"Hey woman, what's up?" "Not much, what's up with you?" "Well, the kids got some chicks for Easter and we just can't keep them all. Do you want them?" Note: two years ago I would have said yes right away. I've learned a little since then. " Hmmmm, what kind are they?" " Oh, I think they're leghorns. My aunt got them for the kids at Tractor Supply." I've learned some, but apparently not enough for this is how I acquired the fat uglies.
They were delivered during a nasty thunderstorm so the men just stashed them in the garage. The next morning, quarantine pen at the ready, I opened the box to find... not 7 leghorns, but 7 Cornish rocks.
Monster birds, fat uglies. I consoled myself with the fact that someone else had spent the time and cash to brood them. I only needed to finish them off and get them in the freezer. (With the help of Amos Lapp at Lapp's Meat Shop.)
Ugh. So why do I despise thee, O Cornish rocks? Thy greedy disposition and lack of heart and hale. Thy smelly presence and gaping maw. I just think they're gross, that's all.
We raised a handful last year, my first time raising meat birds. Along the way I discovered that these birds don't do well in the heat. They won't get up and go get a drink or find shade. They'll die where they are for lack of a drink with a fount not ten feet away.

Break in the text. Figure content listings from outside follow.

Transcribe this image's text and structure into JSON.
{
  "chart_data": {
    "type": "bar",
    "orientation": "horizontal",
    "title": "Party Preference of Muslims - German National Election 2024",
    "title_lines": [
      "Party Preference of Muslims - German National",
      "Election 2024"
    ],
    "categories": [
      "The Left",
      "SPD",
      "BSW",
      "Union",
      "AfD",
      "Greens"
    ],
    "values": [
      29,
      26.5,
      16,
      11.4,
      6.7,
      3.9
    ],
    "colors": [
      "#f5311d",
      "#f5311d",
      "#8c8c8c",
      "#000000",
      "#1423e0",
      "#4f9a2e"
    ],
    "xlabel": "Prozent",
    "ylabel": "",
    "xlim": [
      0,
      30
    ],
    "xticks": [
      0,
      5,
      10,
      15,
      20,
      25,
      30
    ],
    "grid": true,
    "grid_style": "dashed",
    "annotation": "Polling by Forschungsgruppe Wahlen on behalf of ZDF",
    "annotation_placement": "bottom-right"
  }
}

Their legs give out under the terrific weight of their burgeoning breasts. They live to eat, following you with their greedy eyes like a bad Jesus portrait, mouths gaping...."Feed me Seymour!"
And they smell. When people emphatically state, "Ew! Chickens smell!" I am convinced it's because they've driven by a farm of these noxious birds.
So today, after approximately 10 weeks of loving care, I have delivered my fat uglies to Amos Lapp's shop, open Tues, Friday, and Saturday.
Yes, we could process them ourselves, but for $3 a chicken, Amos and his boys do a great job. I have also found myself to be a bit squeamish. The last time I processed them myself I found that I couldn't eat them. I cooked them, everyone else ate, but I stuck to the veggies at the table. So I guess those birds got the last word that time.